Scott McCartney of the Wall Street Journal nominated Delta Air Lines as America’s best carrier of 2018. He backs it up with specific statistics, but I have two other reasons to believe it’s true.
First: the people on the phone. Every phone call I’ve made to Delta—admittedly not often—has connected me to someone who is unfailingly polite (“oh, my son loves ____”) and absolutely competent (“I’m going to move you and your baby because that particular aircraft doesn’t have an extra oxygen mask in that row”). Sometimes even a little too chatty, in that charming southern way. That is absolutely not typical of other airlines in the US.

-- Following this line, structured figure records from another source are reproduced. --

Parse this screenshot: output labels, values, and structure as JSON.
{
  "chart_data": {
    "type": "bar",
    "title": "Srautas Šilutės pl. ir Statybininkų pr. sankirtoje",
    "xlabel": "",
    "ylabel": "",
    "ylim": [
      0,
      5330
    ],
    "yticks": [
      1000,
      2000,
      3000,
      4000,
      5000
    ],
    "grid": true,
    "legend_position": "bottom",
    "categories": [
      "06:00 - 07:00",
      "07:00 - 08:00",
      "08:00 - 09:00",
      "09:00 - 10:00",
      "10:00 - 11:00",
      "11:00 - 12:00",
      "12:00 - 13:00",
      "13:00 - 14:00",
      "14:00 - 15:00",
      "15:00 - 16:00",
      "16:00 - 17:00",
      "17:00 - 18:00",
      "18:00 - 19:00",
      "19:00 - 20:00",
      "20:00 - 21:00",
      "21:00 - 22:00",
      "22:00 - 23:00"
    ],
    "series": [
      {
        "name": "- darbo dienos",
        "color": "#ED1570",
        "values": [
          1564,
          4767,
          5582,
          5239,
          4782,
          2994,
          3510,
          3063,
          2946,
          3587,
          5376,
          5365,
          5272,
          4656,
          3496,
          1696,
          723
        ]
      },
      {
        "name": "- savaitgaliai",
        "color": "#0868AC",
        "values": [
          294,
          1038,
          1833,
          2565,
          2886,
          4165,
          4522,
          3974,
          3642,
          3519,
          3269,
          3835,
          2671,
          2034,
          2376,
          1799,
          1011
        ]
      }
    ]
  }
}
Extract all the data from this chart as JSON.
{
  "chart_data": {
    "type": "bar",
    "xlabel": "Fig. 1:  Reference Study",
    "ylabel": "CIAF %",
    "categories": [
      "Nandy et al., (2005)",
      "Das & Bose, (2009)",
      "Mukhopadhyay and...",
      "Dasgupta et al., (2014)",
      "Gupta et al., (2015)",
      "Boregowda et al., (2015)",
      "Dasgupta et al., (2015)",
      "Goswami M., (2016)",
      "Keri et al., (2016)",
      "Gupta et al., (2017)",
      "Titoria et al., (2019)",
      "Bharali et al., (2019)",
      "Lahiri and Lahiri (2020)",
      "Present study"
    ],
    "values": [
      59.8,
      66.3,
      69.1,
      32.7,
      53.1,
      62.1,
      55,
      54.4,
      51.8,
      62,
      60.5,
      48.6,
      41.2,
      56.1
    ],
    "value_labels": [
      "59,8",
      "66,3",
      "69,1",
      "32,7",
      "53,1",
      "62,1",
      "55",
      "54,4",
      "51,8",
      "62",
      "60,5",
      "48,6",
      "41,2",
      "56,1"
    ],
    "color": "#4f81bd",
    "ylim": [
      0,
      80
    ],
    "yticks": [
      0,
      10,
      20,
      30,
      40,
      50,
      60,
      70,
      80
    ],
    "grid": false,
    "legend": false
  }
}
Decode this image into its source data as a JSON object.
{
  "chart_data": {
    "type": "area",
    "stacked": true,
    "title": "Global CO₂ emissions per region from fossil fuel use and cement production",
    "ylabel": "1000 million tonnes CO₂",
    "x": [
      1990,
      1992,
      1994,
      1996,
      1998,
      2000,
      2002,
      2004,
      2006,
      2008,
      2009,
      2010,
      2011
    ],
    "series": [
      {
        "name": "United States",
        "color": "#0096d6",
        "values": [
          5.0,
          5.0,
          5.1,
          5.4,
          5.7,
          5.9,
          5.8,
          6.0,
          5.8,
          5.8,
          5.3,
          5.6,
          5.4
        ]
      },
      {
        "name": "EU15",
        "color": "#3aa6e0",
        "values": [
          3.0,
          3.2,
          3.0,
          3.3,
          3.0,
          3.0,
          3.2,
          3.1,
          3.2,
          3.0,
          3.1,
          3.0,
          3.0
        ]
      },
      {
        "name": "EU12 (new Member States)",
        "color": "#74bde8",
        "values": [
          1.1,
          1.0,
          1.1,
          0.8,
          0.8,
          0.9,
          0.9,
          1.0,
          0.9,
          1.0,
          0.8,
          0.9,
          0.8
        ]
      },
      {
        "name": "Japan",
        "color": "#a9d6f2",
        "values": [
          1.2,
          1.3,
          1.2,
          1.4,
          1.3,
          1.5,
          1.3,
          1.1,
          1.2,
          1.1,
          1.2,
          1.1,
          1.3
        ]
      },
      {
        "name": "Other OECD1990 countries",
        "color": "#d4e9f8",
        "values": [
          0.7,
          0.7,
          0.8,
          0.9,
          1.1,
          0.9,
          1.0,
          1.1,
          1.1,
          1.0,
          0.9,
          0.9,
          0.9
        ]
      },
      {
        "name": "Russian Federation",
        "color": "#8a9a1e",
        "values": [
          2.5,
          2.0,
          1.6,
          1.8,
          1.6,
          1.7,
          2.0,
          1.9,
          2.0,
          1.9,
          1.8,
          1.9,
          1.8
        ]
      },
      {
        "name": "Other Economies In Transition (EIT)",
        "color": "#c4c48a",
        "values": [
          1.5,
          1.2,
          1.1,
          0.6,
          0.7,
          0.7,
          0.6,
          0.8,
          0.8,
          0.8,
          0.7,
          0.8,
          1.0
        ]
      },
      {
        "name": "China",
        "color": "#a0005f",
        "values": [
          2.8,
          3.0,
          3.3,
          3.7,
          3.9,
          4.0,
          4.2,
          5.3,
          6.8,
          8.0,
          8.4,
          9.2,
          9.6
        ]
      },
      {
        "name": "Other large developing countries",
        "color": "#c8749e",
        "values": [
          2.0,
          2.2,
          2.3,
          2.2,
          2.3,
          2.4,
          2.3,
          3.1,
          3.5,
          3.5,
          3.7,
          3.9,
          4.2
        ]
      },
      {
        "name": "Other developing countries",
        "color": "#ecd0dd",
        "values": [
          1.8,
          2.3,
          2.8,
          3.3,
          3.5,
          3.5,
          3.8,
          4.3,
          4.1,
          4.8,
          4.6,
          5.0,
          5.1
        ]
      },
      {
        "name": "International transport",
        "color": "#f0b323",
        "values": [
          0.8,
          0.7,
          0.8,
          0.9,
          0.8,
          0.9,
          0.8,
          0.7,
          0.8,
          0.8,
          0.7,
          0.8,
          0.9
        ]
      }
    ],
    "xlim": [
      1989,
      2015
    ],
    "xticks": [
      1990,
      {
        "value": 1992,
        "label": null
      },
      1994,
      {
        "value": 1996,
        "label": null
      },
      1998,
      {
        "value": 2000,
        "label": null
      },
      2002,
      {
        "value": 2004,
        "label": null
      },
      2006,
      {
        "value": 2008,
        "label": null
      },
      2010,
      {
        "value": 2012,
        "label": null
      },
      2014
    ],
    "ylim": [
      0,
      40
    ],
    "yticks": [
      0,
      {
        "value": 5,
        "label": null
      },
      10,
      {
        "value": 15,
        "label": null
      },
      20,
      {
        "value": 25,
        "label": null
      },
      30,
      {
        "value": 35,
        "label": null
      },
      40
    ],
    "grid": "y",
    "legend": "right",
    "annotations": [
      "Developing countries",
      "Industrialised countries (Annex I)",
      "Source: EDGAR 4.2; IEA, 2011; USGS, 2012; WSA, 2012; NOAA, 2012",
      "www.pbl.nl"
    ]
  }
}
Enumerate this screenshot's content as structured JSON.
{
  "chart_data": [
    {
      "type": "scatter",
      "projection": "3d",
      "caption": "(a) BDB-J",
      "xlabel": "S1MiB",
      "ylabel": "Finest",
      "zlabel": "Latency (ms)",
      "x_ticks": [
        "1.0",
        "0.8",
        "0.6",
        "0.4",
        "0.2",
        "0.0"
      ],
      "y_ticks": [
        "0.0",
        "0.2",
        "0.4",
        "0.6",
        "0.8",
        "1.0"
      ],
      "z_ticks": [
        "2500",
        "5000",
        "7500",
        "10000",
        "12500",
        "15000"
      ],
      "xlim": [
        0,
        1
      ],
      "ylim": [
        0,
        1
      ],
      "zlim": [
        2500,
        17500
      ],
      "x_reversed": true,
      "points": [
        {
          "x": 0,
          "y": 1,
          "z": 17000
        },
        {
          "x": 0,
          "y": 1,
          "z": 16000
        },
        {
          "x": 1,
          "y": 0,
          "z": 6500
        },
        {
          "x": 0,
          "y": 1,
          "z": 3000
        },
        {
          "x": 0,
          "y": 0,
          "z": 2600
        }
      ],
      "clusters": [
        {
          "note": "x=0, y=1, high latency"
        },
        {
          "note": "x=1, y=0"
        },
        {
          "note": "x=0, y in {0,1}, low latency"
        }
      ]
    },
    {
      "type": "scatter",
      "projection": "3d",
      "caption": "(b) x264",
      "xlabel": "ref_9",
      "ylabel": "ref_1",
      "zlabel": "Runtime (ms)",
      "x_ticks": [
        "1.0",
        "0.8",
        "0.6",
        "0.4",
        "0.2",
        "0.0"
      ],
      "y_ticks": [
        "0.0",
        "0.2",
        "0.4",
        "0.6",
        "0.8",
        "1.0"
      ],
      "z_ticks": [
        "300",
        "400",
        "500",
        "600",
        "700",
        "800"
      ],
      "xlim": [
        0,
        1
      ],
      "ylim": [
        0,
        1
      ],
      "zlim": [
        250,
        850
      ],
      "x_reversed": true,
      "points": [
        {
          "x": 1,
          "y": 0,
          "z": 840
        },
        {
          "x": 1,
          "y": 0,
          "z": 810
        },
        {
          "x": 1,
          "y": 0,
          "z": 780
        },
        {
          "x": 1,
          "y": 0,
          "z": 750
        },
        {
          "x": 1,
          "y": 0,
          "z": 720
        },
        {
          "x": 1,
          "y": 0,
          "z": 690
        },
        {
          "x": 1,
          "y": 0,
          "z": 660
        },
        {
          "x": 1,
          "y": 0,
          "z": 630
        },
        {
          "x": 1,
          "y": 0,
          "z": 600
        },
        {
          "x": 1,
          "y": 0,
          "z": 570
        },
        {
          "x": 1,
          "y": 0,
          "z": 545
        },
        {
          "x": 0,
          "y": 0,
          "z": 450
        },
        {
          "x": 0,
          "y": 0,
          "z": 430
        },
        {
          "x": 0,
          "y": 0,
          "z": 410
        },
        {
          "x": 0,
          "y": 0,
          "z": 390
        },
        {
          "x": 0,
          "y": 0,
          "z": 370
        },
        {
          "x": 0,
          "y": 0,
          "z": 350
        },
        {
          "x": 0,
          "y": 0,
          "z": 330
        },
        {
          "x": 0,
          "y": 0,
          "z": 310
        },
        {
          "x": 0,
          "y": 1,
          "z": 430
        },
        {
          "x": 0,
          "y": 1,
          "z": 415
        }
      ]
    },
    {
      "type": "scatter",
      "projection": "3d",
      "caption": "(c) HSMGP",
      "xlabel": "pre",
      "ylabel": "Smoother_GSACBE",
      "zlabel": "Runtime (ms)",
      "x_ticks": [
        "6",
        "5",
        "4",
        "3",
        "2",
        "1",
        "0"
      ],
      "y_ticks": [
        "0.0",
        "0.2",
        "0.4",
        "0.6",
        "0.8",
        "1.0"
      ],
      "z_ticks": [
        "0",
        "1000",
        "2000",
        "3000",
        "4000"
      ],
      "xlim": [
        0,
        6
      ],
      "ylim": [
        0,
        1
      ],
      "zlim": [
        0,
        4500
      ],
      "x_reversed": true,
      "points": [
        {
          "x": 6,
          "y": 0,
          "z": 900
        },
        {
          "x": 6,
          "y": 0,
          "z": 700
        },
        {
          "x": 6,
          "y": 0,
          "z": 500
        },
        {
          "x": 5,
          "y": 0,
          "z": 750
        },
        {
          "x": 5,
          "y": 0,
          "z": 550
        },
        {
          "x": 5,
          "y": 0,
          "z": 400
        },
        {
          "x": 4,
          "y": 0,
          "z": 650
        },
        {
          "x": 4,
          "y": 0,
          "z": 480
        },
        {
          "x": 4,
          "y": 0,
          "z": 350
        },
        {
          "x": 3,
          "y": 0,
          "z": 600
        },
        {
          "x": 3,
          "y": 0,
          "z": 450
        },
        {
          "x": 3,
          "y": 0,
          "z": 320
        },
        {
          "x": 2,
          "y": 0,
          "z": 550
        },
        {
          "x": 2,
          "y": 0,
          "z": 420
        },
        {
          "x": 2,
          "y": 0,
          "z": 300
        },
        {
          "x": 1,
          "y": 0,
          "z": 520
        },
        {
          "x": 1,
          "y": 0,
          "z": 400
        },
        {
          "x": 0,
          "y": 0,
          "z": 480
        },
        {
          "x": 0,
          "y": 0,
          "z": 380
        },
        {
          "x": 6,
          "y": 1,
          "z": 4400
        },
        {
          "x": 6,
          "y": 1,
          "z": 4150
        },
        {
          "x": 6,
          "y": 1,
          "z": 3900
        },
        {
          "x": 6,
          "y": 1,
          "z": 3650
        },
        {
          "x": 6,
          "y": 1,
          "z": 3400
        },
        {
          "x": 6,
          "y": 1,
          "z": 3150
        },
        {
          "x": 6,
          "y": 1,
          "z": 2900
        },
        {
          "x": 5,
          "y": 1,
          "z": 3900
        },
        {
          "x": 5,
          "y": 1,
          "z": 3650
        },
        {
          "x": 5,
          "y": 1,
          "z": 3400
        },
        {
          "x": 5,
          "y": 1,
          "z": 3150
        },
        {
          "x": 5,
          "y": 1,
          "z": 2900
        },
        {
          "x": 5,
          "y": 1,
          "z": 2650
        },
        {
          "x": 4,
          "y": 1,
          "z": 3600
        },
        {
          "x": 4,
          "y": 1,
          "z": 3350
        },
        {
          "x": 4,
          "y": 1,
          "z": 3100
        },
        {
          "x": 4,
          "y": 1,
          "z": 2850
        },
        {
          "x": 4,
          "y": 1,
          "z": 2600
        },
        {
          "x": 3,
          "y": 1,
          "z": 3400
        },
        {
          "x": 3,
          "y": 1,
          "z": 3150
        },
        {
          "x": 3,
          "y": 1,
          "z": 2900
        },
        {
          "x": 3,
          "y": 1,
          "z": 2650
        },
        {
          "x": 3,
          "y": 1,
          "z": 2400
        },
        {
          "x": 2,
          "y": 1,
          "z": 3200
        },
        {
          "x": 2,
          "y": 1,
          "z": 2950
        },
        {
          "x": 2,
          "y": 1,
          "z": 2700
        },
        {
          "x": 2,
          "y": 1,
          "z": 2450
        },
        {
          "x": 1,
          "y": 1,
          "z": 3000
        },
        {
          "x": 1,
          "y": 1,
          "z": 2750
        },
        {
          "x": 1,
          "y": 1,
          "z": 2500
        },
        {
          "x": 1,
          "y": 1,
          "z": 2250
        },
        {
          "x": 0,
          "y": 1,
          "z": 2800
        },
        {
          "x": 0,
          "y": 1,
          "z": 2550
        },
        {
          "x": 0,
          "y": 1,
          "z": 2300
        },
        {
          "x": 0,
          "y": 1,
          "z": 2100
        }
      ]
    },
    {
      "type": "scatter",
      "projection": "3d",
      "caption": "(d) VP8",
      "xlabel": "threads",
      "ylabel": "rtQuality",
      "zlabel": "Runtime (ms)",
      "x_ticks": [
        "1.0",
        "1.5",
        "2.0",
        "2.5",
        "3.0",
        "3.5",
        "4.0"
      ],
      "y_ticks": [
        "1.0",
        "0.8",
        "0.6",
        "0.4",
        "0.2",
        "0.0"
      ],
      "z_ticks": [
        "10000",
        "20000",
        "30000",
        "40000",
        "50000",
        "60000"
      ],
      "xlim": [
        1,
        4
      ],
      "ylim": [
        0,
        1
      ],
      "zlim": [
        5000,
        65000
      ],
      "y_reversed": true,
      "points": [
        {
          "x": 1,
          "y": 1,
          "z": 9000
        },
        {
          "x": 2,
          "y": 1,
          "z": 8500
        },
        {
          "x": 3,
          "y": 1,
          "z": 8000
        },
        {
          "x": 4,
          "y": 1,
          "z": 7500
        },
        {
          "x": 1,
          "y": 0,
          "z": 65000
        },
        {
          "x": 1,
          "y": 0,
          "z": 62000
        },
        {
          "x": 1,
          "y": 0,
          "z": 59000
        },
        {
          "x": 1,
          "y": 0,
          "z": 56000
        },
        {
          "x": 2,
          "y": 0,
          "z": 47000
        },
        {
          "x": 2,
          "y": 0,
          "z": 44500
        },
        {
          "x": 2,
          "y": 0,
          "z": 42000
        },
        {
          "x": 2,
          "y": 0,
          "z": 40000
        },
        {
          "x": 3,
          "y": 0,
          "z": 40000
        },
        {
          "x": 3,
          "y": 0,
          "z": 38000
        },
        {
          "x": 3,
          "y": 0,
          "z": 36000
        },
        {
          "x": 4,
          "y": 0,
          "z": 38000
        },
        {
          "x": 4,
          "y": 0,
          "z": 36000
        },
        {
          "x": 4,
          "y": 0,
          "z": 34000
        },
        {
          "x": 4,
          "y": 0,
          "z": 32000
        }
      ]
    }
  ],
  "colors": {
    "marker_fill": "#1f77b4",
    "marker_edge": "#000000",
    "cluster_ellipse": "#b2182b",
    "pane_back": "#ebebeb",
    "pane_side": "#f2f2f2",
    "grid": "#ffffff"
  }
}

Second: employee autonomy. I also travel on a bunch of lower-cost carriers, and I’ve become accustomed to the notion that airline employees are slaves to the whims of some faraway machine with grander plans for us (inevitably referred to in conversation as “the computer”). Stuff goes wrong all the time in air travel. Senior employees of Delta appear empowered to do pretty much anything to correct problems. I’ve seen them rearrange seats, redirect luggage, and hold flights, but I wouldn’t be surprised if they were allowed to re-route planes. I can’t forget the time that my flight to a funeral was canceled, putting me on standby for the last conceivable flight that could actually make it in time. The replacement flight was sold-out, but with no more than a nod at me, the gate agent turned away a paying passenger in the final minutes of boarding so she could give me the seat. That is the kind of world you get to live in when humans are in charge.